Den Mitgliedern des Migrantinnen- und Migrantenbeirats sei es „nicht zuzumuten, mit so einer Person zusammenzuarbeiten“, heißt es im Grünen-Antrag. Dieser soll am 28. Februar auf der Tagesordnung stehen. Ob und wer für die AfD in diesem Beirat sitzen darf, müsste aber sowieso bald erneut entschieden werden – nach der Kommunalwahl am 9. Juni werden die Gremien wieder neu besetzt.

Ein weiterer Grünen-Antrag widmet sich der Teilnahme von AfD-Politiker*innen an offiziellen Veranstaltungen der Stadt Leipzig, insbesondere Gedenkveranstaltungen. Die Verwaltung soll prüfen, ob es zulässig ist, Vertreter*innen von „gesichert rechtsextremen“ Parteien nicht mehr einzuladen. Falls das Ergebnis positiv ausfällt, soll die Verwaltung künftig auf Einladungen verzichten.

Geschichtsrevisionismus in der AfD

Die Grünen begründen ihren Antrag vor allem mit dem Geschichtsrevisionismus der Partei. So war etwa Siegbert Droese, Vorsitzender der Leipziger Ratsfraktion, vor Jahren auf einem Foto zu sehen, das ihn mit fragwürdiger Geste neben dem ehemaligen „Führerhauptquartier Wolfsschanze“ zeigt. Sein Fraktionskollege Ulbrich sprach nach dem versuchten Massenmord in einer Synagoge in Halle im Oktober 2019 von „Sachbeschädigung“ an einer Tür.
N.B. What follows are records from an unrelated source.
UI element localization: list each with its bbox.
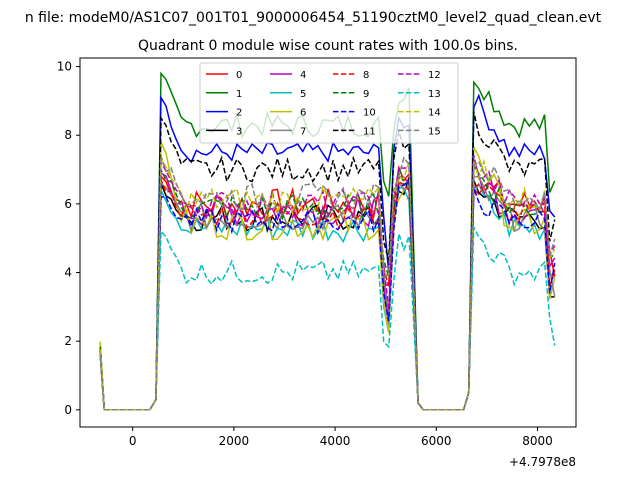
x-tick-label: 2000	[219, 434, 250, 448]
y-tick-label: 10	[57, 60, 72, 74]
y-tick-label: 2	[64, 334, 72, 348]
y-tick-label: 4	[64, 266, 72, 280]
legend-label-11: 11	[363, 126, 376, 137]
legend-frame	[199, 62, 459, 144]
axes-frame	[79, 57, 577, 428]
y-tick-label: 8	[64, 128, 72, 142]
legend-label-6: 6	[300, 108, 306, 119]
legend-label-14: 14	[428, 108, 441, 119]
legend-label-4: 4	[300, 70, 306, 81]
legend-label-5: 5	[300, 89, 306, 100]
x-axis-offset-label: +4.7978e8	[509, 455, 576, 469]
chart-title: Quadrant 0 module wise count rates with …	[138, 38, 518, 54]
legend-label-9: 9	[363, 89, 369, 100]
legend-label-8: 8	[363, 70, 369, 81]
x-tick-label: 0	[129, 434, 137, 448]
series-line-2	[99, 93, 556, 411]
series-line-10	[99, 179, 556, 411]
series-line-15	[99, 155, 556, 411]
legend-label-12: 12	[428, 70, 441, 81]
x-axis: 0 2000 4000 6000 8000	[129, 427, 553, 448]
x-tick-label: 4000	[320, 434, 351, 448]
series-line-14	[99, 156, 556, 411]
series-line-13	[99, 224, 556, 411]
series-line-6	[99, 141, 556, 411]
y-tick-label: 0	[64, 403, 72, 417]
legend-label-1: 1	[236, 89, 242, 100]
y-tick-label: 6	[64, 197, 72, 211]
x-tick-label: 8000	[522, 434, 553, 448]
y-axis: 0 2 4 6 8 10	[57, 60, 80, 417]
legend-label-10: 10	[363, 108, 376, 119]
x-tick-label: 6000	[421, 434, 452, 448]
series-line-8	[99, 179, 556, 411]
legend-label-3: 3	[236, 126, 242, 137]
legend-label-7: 7	[300, 126, 306, 137]
legend-label-0: 0	[236, 70, 242, 81]
legend-label-2: 2	[236, 108, 242, 119]
figure-suptitle: n file: modeM0/AS1C07_001T01_9000006454_…	[25, 10, 602, 26]
series-line-11	[99, 111, 556, 411]
legend-label-15: 15	[428, 126, 441, 137]
series-line-12	[99, 154, 556, 411]
legend-label-13: 13	[428, 89, 441, 100]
Ähnlich wie den Mitgliedern des Migrantinnen- und Migrantenbeirats die Zusammenarbeit mit AfD-Politiker*innen nicht zuzumuten sei, sei es „den Opfern des Nationalsozialismus und ihren Nachkommen nicht zuzumuten, wenn die Stadt Vertreter*innen dieser Partei zu Gedenkveranstaltungen einlädt“.

Aus Sicht der Grünen liefert die Einstufung des Verfassungsschutzes eine „formale Grundlage“ für einen Ausschluss von AfD-Politiker*innen von städtischen Veranstaltungen.

Einladungen für AfD-Politiker*innen sind immer wieder ein Politikum. Im vergangenen Herbst geriet die Universität Leipzig in die Kritik, weil AfD-Politiker*innen zur Immatrikulationsfeier im Gewandhaus eingeladen waren. Kürzlich sorgte auch die „Berlinale“ für Schlagzeilen: Nach starker öffentlicher Kritik entschloss sich die Festivalleitung dazu, AfD-Politiker*innen von der Eröffnungsgala wieder auszuladen.